Former Finance Minister and Economist, Winston Jordan has also expressed the view that the country can do early tracking, querying and even disclosure of costs being incurred by ExxonMobil’s affiliate and operator, Esso Exploration and Production Guyana Limited. He noted for example that the country could know early on, what are the costs for the exploration wells before they are drilled. “This is something very basic that the country should know and be monitoring. It is also one of the pieces of information that should be part of regular reporting to the National Assembly.”
Trinidadian Energy Strategist, Anthony Paul who is also very familiar with Guyana’s oil discovery and production history since 2015, noted that the country has the power to request co-management documents among the joint venture partners. “The Joint Operating Agreement indicates how the parties make decisions, authorize projects, spending, budgets, etc and keep and share information. Governments typically request and get access to this. As for real time monitoring, modern large firms and governments employ Enterprise Resource Planning (ERP) software systems to integrate and manage their day-to-day activities, such as accounting, procurement, project management, risk management, compliance and operations. This can be customized and it also allows for access to or reporting to partners, suppliers and regulators on a real-time basis.” It was about two weeks ago, Kaieteur News had asked the Vice President, Dr. Bharrat Jagdeo to say what mechanisms are being utilised to ensure real-time monitoring of costs being racked up by ExxonMobil which is now pursuing the development of its fourth project, Yellowtail. Jagdeo said, “Right now, the contract provides only for audit and it’s a post process. If you have to be involved in real-time monitoring, it means co-management; that’s the only way that Guyana will be managing the oil company, that’s the only way you can deal with it now in real time. We don’t have co-management that is why there is a mechanism that provides for the audits.”

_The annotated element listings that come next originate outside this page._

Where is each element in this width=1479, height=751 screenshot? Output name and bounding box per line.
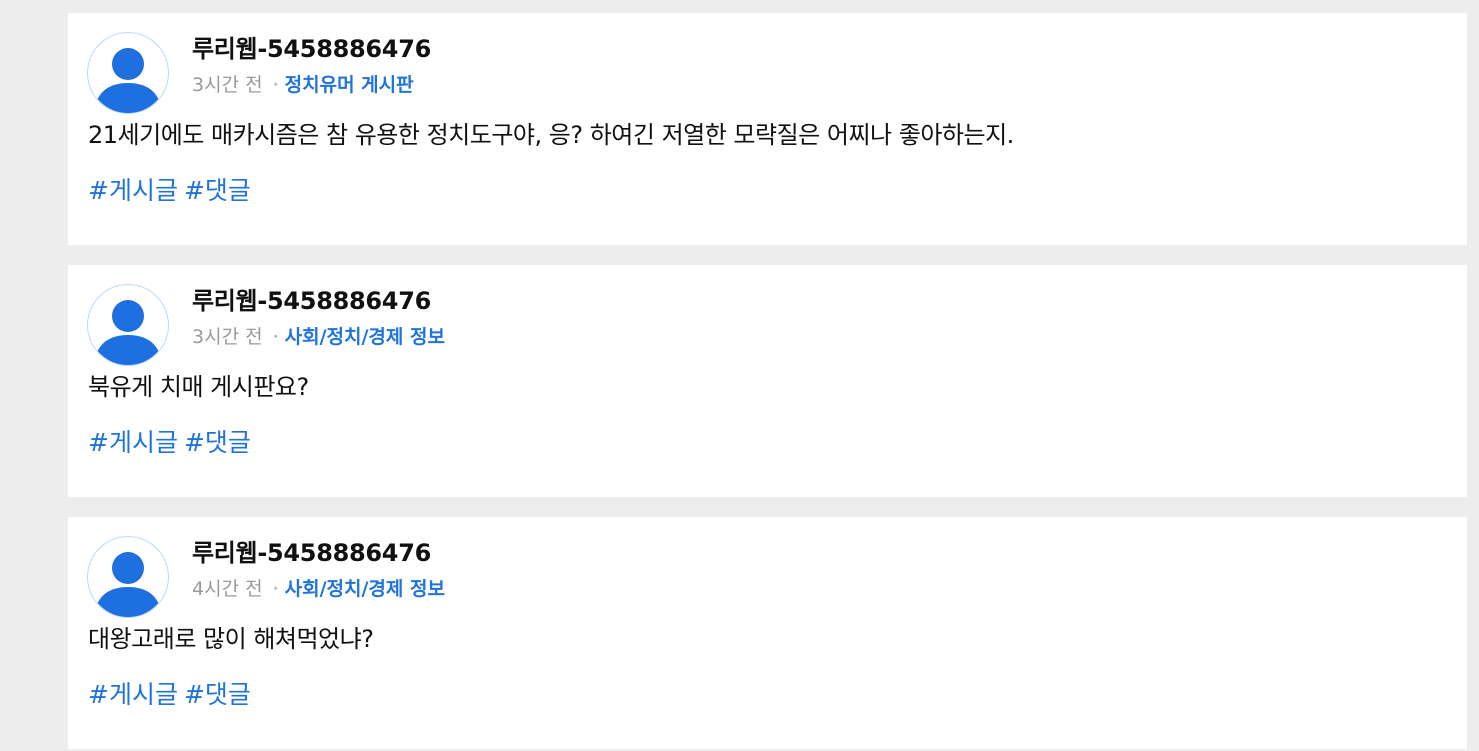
avatar-silhouette xyxy=(94,300,162,365)
post-card[interactable]: 루리웹-5458886476 3시간 전 · 정치유머 게시판 21세기에도 매카시… xyxy=(68,13,1467,245)
post-feed: 루리웹-5458886476 3시간 전 · 정치유머 게시판 21세기에도 매카시… xyxy=(0,0,1479,751)
user-avatar-icon[interactable] xyxy=(88,285,168,365)
user-avatar-icon[interactable] xyxy=(88,537,168,617)
meta-separator: · xyxy=(272,326,279,348)
post-time: 3시간 전 xyxy=(192,326,263,348)
post-meta: 4시간 전 · 사회/정치/경제 정보 xyxy=(192,574,445,601)
avatar-silhouette xyxy=(94,552,162,617)
post-author[interactable]: 루리웹-5458886476 xyxy=(192,533,431,568)
user-avatar-icon[interactable] xyxy=(88,33,168,113)
post-time: 3시간 전 xyxy=(192,74,263,96)
post-content[interactable]: 대왕고래로 많이 해쳐먹었냐? xyxy=(88,619,374,654)
post-time: 4시간 전 xyxy=(192,578,263,600)
board-link[interactable]: 사회/정치/경제 정보 xyxy=(285,578,445,600)
meta-separator: · xyxy=(272,578,279,600)
tag-posts[interactable]: #게시글 xyxy=(88,680,178,709)
post-meta: 3시간 전 · 정치유머 게시판 xyxy=(192,70,414,97)
meta-separator: · xyxy=(272,74,279,96)
post-tags: #게시글 #댓글 xyxy=(88,171,257,207)
post-card[interactable]: 루리웹-5458886476 3시간 전 · 사회/정치/경제 정보 북유게 치매 … xyxy=(68,265,1467,497)
post-meta: 3시간 전 · 사회/정치/경제 정보 xyxy=(192,322,445,349)
post-tags: #게시글 #댓글 xyxy=(88,423,257,459)
post-card[interactable]: 루리웹-5458886476 4시간 전 · 사회/정치/경제 정보 대왕고래로 많… xyxy=(68,517,1467,749)
board-link[interactable]: 정치유머 게시판 xyxy=(285,74,414,96)
board-link[interactable]: 사회/정치/경제 정보 xyxy=(285,326,445,348)
tag-posts[interactable]: #게시글 xyxy=(88,428,178,457)
tag-comments[interactable]: #댓글 xyxy=(184,680,251,709)
tag-posts[interactable]: #게시글 xyxy=(88,176,178,205)
tag-comments[interactable]: #댓글 xyxy=(184,428,251,457)
tag-comments[interactable]: #댓글 xyxy=(184,176,251,205)
avatar-silhouette xyxy=(94,48,162,113)
post-author[interactable]: 루리웹-5458886476 xyxy=(192,281,431,316)
post-author[interactable]: 루리웹-5458886476 xyxy=(192,29,431,64)
post-content[interactable]: 북유게 치매 게시판요? xyxy=(88,367,309,402)
post-content[interactable]: 21세기에도 매카시즘은 참 유용한 정치도구야, 응? 하여긴 저열한 모략질… xyxy=(88,115,1014,150)
post-tags: #게시글 #댓글 xyxy=(88,675,257,711)
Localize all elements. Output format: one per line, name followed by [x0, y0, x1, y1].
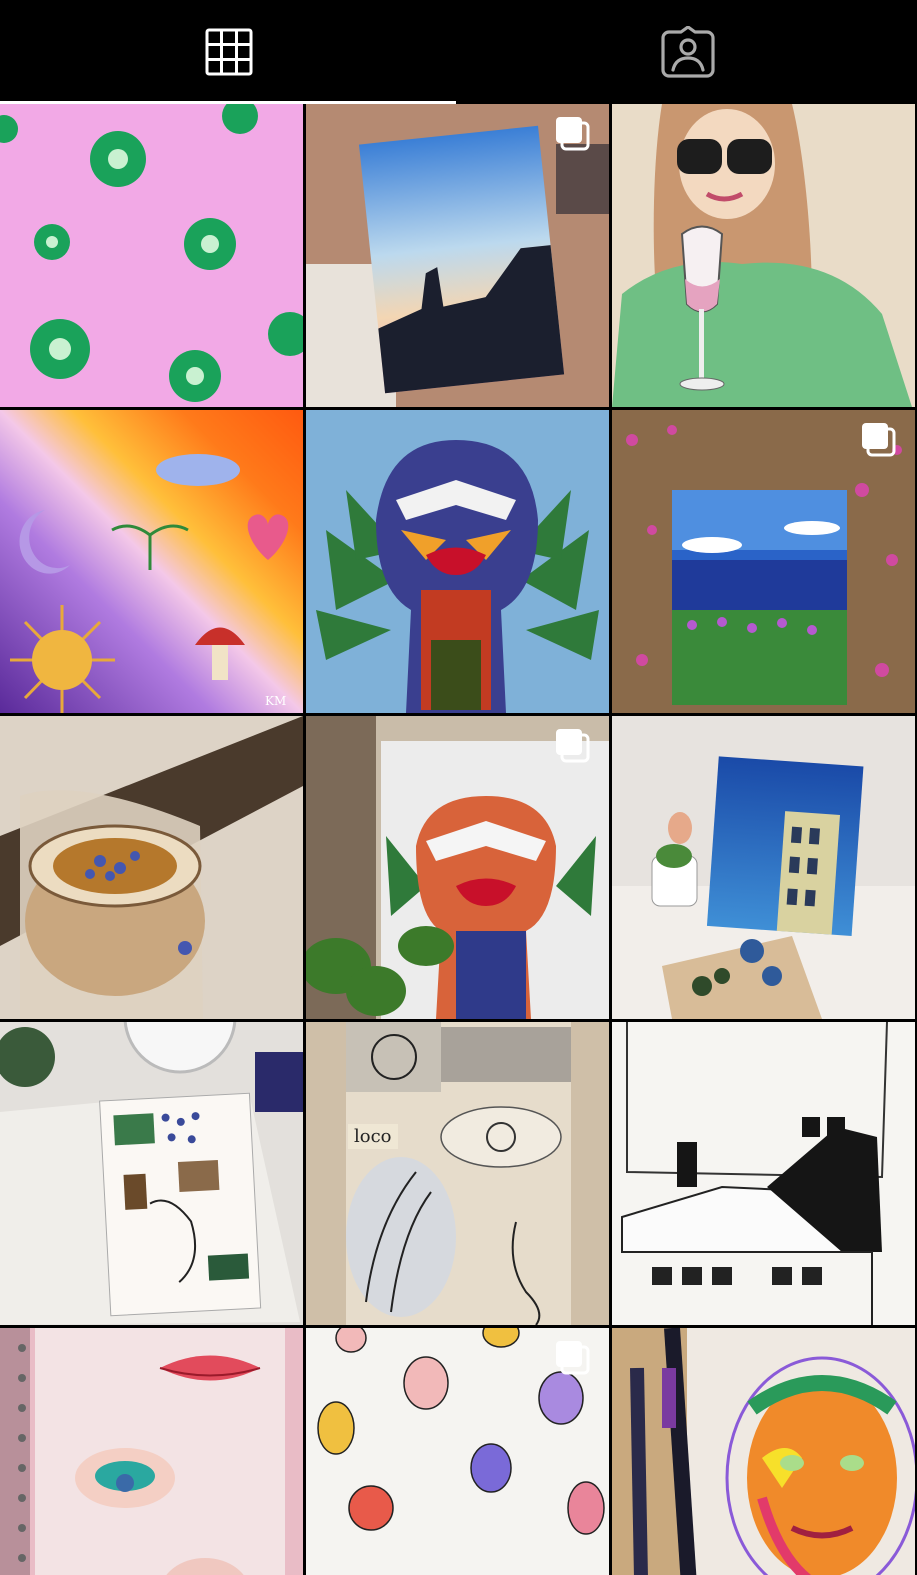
signature: KM — [265, 694, 286, 708]
post-thumbnail-9[interactable] — [612, 716, 915, 1019]
post-thumbnail-4[interactable]: KM — [0, 410, 303, 713]
post-thumbnail-7[interactable] — [0, 716, 303, 1019]
multiple-posts-icon — [556, 1341, 590, 1375]
post-grid: KM loco — [0, 104, 917, 1575]
post-image: KM — [0, 410, 303, 713]
tagged-person-icon — [661, 26, 715, 78]
post-thumbnail-5[interactable] — [306, 410, 609, 713]
post-image — [612, 716, 915, 1019]
post-image — [306, 1022, 609, 1325]
post-image — [612, 104, 915, 407]
post-image — [0, 104, 303, 407]
post-image — [0, 716, 303, 1019]
post-thumbnail-2[interactable] — [306, 104, 609, 407]
post-image — [306, 410, 609, 713]
post-thumbnail-12[interactable] — [612, 1022, 915, 1325]
post-thumbnail-15[interactable] — [612, 1328, 915, 1575]
post-thumbnail-3[interactable] — [612, 104, 915, 407]
post-thumbnail-14[interactable] — [306, 1328, 609, 1575]
profile-tab-bar — [0, 0, 917, 104]
post-image — [0, 1328, 303, 1575]
multiple-posts-icon — [862, 423, 896, 457]
post-thumbnail-10[interactable] — [0, 1022, 303, 1325]
grid-icon — [205, 28, 253, 76]
post-image — [0, 1022, 303, 1325]
post-thumbnail-8[interactable] — [306, 716, 609, 1019]
collage-text-loco: loco — [348, 1124, 398, 1149]
post-thumbnail-13[interactable] — [0, 1328, 303, 1575]
multiple-posts-icon — [556, 117, 590, 151]
post-thumbnail-11[interactable]: loco — [306, 1022, 609, 1325]
post-thumbnail-6[interactable] — [612, 410, 915, 713]
multiple-posts-icon — [556, 729, 590, 763]
tab-tagged[interactable] — [459, 0, 917, 104]
post-thumbnail-1[interactable] — [0, 104, 303, 407]
post-image — [612, 1328, 915, 1575]
post-image — [612, 1022, 915, 1325]
tab-grid[interactable] — [0, 0, 458, 104]
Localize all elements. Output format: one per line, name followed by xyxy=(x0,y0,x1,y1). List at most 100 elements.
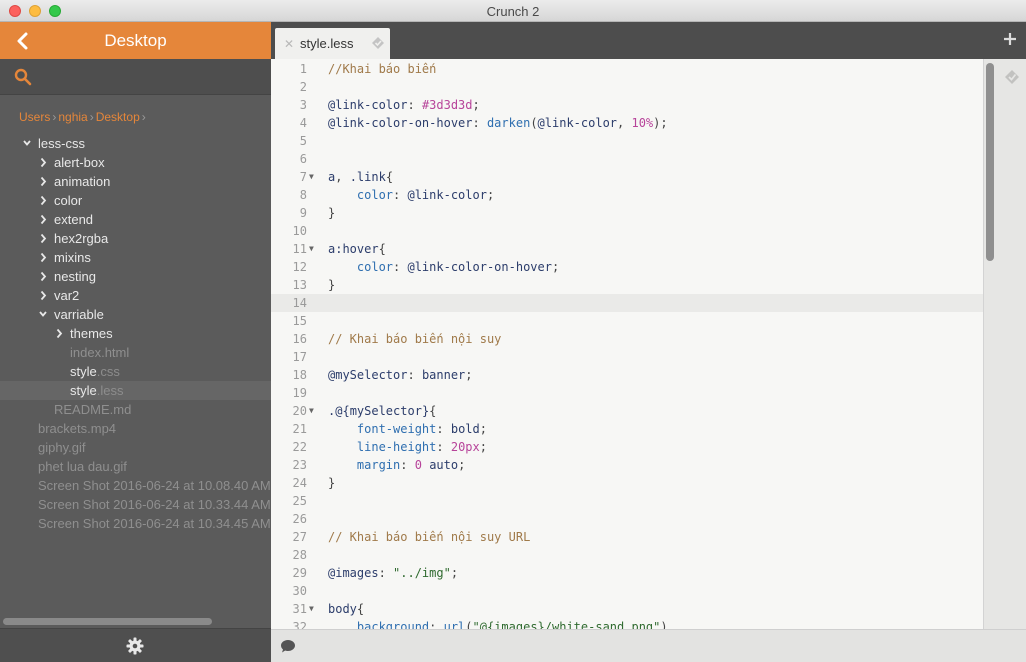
file-tree-item[interactable]: mixins xyxy=(0,248,271,267)
code-line[interactable]: 5 xyxy=(271,132,983,150)
file-name: README xyxy=(54,402,110,417)
breadcrumb-item[interactable]: nghia xyxy=(58,110,87,124)
code-line[interactable]: 27 // Khai báo biến nội suy URL xyxy=(271,528,983,546)
code-line[interactable]: 11 ▼ a:hover{ xyxy=(271,240,983,258)
plus-icon[interactable] xyxy=(1002,31,1018,47)
breadcrumb-item[interactable]: Desktop xyxy=(96,110,140,124)
file-tree-item[interactable]: nesting xyxy=(0,267,271,286)
speech-bubble-icon[interactable] xyxy=(280,639,296,654)
code-line[interactable]: 32 background: url("@{images}/white-sand… xyxy=(271,618,983,629)
code-line[interactable]: 10 xyxy=(271,222,983,240)
chevron-right-icon[interactable] xyxy=(38,267,48,286)
code-line[interactable]: 14 xyxy=(271,294,983,312)
file-name: animation xyxy=(54,174,111,189)
chevron-right-icon[interactable] xyxy=(38,191,48,210)
file-tree-item[interactable]: brackets.mp4 xyxy=(0,419,271,438)
fold-toggle-icon[interactable]: ▼ xyxy=(309,168,314,186)
file-tree-item[interactable]: Screen Shot 2016-06-24 at 10.33.44 AM xyxy=(0,495,271,514)
chevron-right-icon[interactable] xyxy=(38,229,48,248)
close-tab-icon[interactable]: ✕ xyxy=(284,37,294,51)
fold-toggle-icon[interactable]: ▼ xyxy=(309,600,314,618)
code-line[interactable]: 4 @link-color-on-hover: darken(@link-colo… xyxy=(271,114,983,132)
file-tree-item[interactable]: giphy.gif xyxy=(0,438,271,457)
file-tree-item[interactable]: style.less xyxy=(0,381,271,400)
code-line[interactable]: 9} xyxy=(271,204,983,222)
line-number: 20 xyxy=(292,404,307,418)
code-text: } xyxy=(328,474,335,492)
tab-style-less[interactable]: ✕ style.less xyxy=(275,28,390,59)
file-tree-item[interactable]: var2 xyxy=(0,286,271,305)
chevron-right-icon[interactable] xyxy=(38,286,48,305)
code-line[interactable]: 12 color: @link-color-on-hover; xyxy=(271,258,983,276)
code-line[interactable]: 17 xyxy=(271,348,983,366)
code-line[interactable]: 23 margin: 0 auto; xyxy=(271,456,983,474)
file-tree-item[interactable]: extend xyxy=(0,210,271,229)
code-token: "@{images}/white-sand.png" xyxy=(472,620,661,629)
code-line[interactable]: 22 line-height: 20px; xyxy=(271,438,983,456)
code-editor[interactable]: 1//Khai báo biến 2 3 @link-color: #3d3d3d; 4… xyxy=(271,59,983,629)
file-tree-item[interactable]: index.html xyxy=(0,343,271,362)
code-line[interactable]: 31 ▼ body{ xyxy=(271,600,983,618)
file-tree-item[interactable]: less-css xyxy=(0,134,271,153)
file-tree-item[interactable]: varriable xyxy=(0,305,271,324)
code-line[interactable]: 1 //Khai báo biến xyxy=(271,60,983,78)
code-text: a, .link{ xyxy=(328,168,393,186)
file-tree-item[interactable]: animation xyxy=(0,172,271,191)
code-line[interactable]: 15 xyxy=(271,312,983,330)
breadcrumb-item[interactable]: Users xyxy=(19,110,50,124)
code-token: ; xyxy=(450,566,459,580)
file-extension: .mp4 xyxy=(87,421,117,436)
gear-icon[interactable] xyxy=(126,637,144,655)
fold-toggle-icon[interactable]: ▼ xyxy=(309,402,314,420)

Should the audits find unreasonable costs or those procured through insider trading or related companies at inflated costs, Jagdeo said those could be disallowed. If successful, the VP said they have to be removed from cost oil and therefore result in a higher share of profit oil. He said however that there is no co-management arrangement and therefore Guyana is left only with the audits.
In May last, the Guyana Government had signed a contract for a four-month review or audit of ExxonMobil’s expenses between the years 2018 to 2020. Importantly, the audit will cost Guyanese some US$751,000.
This is a discounted price from the US$1 million that was being sought by the consortium to undertake the review. The consultancy was awarded to VHE Consulting which is a registered partnership between Ramdihal & Haynes Inc.; Eclisar Financial; and Vitality Accounting & Consultancy Inc. The local consortium is supported by International firms – SGS and Martindale Consultants. The country is still to see the outcome of the audit conducted on the US$460M pre-contract costs incurred by Exxon pre-2016. That audit was undertaken since 2019 by IHS Markit. The contract with the UK firm had cost US$300,000.